Ketentuan Hewan Kurban

 Jenis hewan yang boleh digunakan untuk berkurban adalah dari golongan Bahiimatu al-An`aam, yaitu hewan yang diternakkan untuk diperah susunya dan dikonsumsi dagingnya yaitu, unta, sapi, kerbau, domba atau kambing. Seekor kambing atau domba hanya digunakan untuk kurban satu orang, sedangkan seekor unta, sapi atau kerbau bisa digunakan untuk kurban tujuh orang. Sedangkan hewan yang yang paling utama untuk berkurban secara berurutan adalah unta, sapi/kerbau dan kambing/domba. Adapun syarat hewan kurban adalah sebagai berikut:

    a. Cukup umur, yaitu:

        1) Unta berumur 5 tahun memasuki enam tahun.

        2) Sapi dan kerbau berumur 2 tahun memasuki tiga tahun.

        3) Kambing berumur 2 tahun yang memasuki tiga tahun.

        4) Domba berumur 1 tahun dan memasuki dua tahun.

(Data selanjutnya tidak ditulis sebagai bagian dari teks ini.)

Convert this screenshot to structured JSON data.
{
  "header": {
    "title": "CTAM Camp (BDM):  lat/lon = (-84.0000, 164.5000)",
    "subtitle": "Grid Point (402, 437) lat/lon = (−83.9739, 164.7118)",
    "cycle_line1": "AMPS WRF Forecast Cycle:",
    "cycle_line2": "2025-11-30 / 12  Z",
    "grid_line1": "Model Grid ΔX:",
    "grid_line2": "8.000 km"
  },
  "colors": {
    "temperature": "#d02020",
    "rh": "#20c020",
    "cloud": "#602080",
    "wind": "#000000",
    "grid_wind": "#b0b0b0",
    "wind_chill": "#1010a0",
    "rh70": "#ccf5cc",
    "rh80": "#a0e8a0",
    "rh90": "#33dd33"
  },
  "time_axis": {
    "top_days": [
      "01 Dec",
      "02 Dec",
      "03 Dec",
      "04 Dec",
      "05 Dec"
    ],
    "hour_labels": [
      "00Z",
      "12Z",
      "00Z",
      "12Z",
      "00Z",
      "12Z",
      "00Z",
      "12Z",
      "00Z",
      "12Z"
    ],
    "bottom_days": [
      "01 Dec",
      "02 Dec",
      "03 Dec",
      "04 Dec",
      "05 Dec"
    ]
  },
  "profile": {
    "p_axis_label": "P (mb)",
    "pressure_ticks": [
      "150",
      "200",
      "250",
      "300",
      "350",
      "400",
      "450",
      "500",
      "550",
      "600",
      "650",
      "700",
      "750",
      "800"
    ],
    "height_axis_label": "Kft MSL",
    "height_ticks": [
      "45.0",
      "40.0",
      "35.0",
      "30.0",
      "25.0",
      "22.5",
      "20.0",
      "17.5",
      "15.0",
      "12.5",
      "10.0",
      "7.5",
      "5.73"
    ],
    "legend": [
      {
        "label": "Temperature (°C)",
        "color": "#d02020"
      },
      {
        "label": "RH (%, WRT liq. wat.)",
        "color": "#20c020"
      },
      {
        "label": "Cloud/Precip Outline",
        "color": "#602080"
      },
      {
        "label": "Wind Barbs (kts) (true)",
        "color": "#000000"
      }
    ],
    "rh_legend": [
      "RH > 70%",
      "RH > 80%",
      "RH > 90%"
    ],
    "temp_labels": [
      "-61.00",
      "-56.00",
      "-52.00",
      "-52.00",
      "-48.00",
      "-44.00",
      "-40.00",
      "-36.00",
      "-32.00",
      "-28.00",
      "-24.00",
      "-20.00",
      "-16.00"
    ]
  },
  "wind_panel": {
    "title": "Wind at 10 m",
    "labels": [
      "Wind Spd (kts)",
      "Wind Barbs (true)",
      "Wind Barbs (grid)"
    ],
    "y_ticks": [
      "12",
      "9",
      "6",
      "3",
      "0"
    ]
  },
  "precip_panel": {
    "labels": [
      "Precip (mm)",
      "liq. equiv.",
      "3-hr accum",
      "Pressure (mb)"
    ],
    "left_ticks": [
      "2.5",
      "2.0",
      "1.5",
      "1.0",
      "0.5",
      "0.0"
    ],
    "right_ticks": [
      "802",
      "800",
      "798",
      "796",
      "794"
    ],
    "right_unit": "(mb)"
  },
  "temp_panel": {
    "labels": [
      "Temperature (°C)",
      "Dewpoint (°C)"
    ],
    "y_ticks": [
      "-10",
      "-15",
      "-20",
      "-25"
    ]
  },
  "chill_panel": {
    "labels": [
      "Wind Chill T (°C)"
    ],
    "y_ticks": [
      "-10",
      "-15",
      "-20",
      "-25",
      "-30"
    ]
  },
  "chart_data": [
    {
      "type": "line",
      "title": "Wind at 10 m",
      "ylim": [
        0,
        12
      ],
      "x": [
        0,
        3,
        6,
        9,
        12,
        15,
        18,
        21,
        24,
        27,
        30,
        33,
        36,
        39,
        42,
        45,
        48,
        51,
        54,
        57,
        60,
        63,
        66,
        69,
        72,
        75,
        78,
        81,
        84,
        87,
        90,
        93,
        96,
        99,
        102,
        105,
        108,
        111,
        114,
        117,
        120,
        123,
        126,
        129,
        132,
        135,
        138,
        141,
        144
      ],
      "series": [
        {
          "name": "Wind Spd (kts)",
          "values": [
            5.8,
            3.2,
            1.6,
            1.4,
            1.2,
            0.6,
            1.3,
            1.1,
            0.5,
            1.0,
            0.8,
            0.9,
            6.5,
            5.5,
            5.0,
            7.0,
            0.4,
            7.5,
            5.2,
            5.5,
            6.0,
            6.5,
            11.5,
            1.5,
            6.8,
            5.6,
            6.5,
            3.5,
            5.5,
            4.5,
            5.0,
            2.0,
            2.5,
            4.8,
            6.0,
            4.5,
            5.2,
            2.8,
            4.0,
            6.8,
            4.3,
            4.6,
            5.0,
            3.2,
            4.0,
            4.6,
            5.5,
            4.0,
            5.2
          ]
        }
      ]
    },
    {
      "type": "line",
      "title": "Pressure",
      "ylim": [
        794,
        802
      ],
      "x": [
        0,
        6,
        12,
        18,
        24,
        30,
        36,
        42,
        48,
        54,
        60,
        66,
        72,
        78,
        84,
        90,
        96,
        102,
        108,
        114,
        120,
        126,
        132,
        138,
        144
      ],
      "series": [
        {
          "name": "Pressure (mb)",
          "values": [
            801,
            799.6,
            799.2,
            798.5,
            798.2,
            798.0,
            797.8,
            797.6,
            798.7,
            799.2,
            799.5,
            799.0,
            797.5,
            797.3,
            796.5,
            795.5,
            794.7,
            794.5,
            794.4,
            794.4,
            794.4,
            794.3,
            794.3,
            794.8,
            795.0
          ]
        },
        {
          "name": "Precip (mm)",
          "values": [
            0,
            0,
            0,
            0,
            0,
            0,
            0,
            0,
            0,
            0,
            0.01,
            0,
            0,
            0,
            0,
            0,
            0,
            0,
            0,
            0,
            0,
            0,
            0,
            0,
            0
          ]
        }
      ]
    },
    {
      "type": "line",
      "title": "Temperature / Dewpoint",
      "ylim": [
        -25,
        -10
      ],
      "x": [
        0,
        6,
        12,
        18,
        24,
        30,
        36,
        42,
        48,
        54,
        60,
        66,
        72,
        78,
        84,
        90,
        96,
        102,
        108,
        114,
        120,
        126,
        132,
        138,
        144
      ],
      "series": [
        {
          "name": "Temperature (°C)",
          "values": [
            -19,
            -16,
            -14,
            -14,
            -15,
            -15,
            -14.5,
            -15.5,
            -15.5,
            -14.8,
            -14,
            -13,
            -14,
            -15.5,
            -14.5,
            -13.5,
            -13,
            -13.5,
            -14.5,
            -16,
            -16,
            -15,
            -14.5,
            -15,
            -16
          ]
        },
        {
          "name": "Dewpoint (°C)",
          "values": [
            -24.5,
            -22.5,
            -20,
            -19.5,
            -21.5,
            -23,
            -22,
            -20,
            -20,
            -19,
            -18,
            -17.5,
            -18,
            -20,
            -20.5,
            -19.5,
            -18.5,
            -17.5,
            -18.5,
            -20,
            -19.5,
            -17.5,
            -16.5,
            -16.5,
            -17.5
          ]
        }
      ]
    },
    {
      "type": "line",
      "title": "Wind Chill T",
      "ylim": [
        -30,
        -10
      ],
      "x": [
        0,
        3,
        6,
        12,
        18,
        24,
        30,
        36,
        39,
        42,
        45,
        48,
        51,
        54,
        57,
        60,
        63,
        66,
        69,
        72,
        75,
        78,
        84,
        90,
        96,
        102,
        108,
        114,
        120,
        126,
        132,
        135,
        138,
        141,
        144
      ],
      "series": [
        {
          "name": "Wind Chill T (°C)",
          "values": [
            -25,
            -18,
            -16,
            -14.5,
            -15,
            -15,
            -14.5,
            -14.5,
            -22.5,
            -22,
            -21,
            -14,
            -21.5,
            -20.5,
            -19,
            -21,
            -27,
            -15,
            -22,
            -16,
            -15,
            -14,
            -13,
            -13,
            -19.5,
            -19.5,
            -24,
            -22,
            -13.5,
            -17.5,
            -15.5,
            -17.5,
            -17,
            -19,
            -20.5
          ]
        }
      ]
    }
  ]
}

    b. Tidak dalam kondisi cacat, yaitu:

        1) Matanya tidak buta.

        2) Sehat badannya.

        3) Kakinya tidak pincang.

        4) Badannya tidak kurus kering.

    Berdasarkan hadis yang diriwayatkan oleh Barra’ bin Azib Ra.: bahwasannya Rasulullah Saw. bersabda:

Artinya: “Ada empat hewan yang tidak boleh dijadikan kurban: buta matanya yang jelas butanya, sakit yang jelas sakitnya, pincang yang jelas pincangnya ketika berjalan, dan hewan yang sangat kurus, seperti tidak memiliki sumsum.” (HR. An-Nasa’i).

Untuk sapi, kerbau kambing atau domba yang tanduknya pecah satu atau duaduanya maka sah untuk dijadikan kurban karena tidak dikategorikan cacat. Namun, hewan yang lahir tanpa daun telinga atau telinganya hanya satu maka tidak sah sebagai hewan kurban.